What all parties highlighted was that transparency is vital in all aspects of your company operations. Being held accountable for your own actions heightens trust from the public, and Stripe acknowledges this by regularly posting blog posts defining their goals, challenges, and progress. And by being fully transparent, you then become an influence in the business world and motivate others to enact the same changes to make a bigger impact on the world and become more sustainable as a business.
The conversation them moved to discussing how the situation regarding the conversation around the environment has changed. Julien discussed how it was interesting that not so long ago, the environment was being discussed on a local level, but is now ingrained in her we converse as a society.
When asked about a shift in the topic of environment and sustainability in business and how this differs for a small company, Julie responded that it would be of little point to a small business not to integrate a sustainable clause into their core values. The world is clearly moving towards seeing the environment as a vital topic of discussion, and it would therefore be detrimental to your business to not be aware of this and act accordingly. She believes that it is easier for a small business to become sustainable, as you are starting from a blank canvas. Larger more established organizations may have to change far more as the conversation is adapting rapidly and has been doing so for many years.
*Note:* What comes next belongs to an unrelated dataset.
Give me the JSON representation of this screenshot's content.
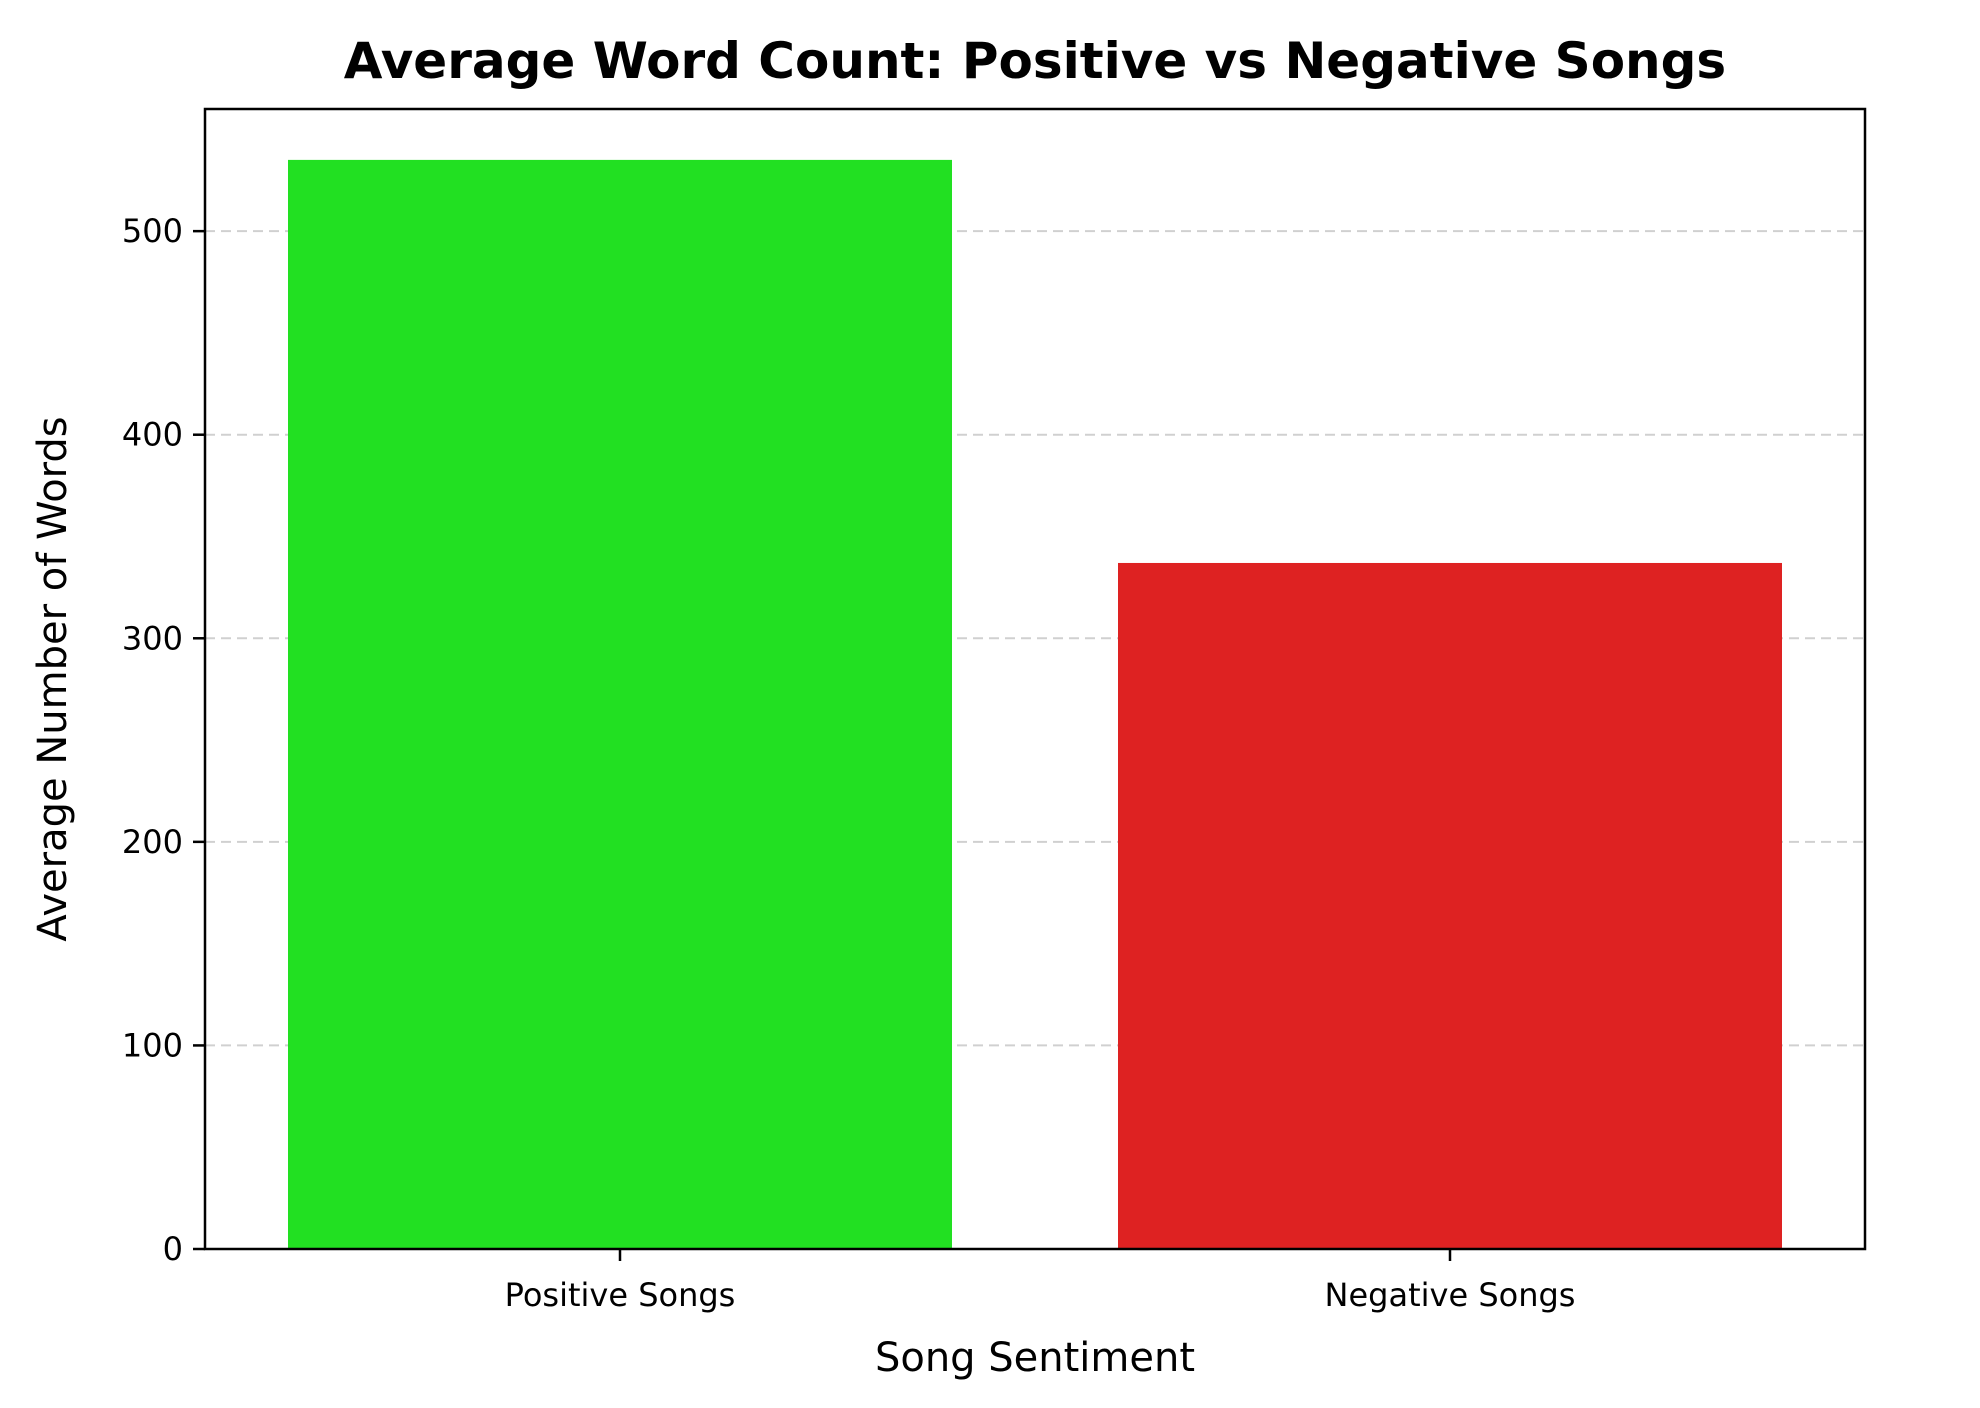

Jeremy then discussed how it may be easier for tech companies, be those larger or smaller, to become sustainable. Big tech players such as Microsoft prove this, as they have recently announced their commitment to becoming carbon neutral by 2030. What big tech companies are also realizing, is the importance of supporting initiatives that will have the most impact for the money you invest. And now, more than ever, tech companies and other businesses must be responsible for supporting smaller tech companies who are working to support the environment. This industry has always been a relatively low funded field, and now, with people being more reluctant to spend their money, tech companies must double down on their commitments and continue their support.
Julie then explained how she has seen a great increase in concern for business sustainability, with more businesses prioritizing strengthening their sustainability. In fact, the team at Ecovadis has seen an overwhelming increase in demand for product supply which risks workers’ rights. Countries such as Vietnam are seeing significant environmental risks, with an increase in both pollution and deforestation. Companies are greatly concerned by this, and so have begun to consider sustainability as one of their core values.
The panel concluded the talk with this final thought: when discussing sustainability, one is not merely suggesting that a business only focuses on reducing their negative impact on the environment, but rather that they support initiatives that work to positively affect the world and in some cases, reverse the effects that we have caused over hundreds of years.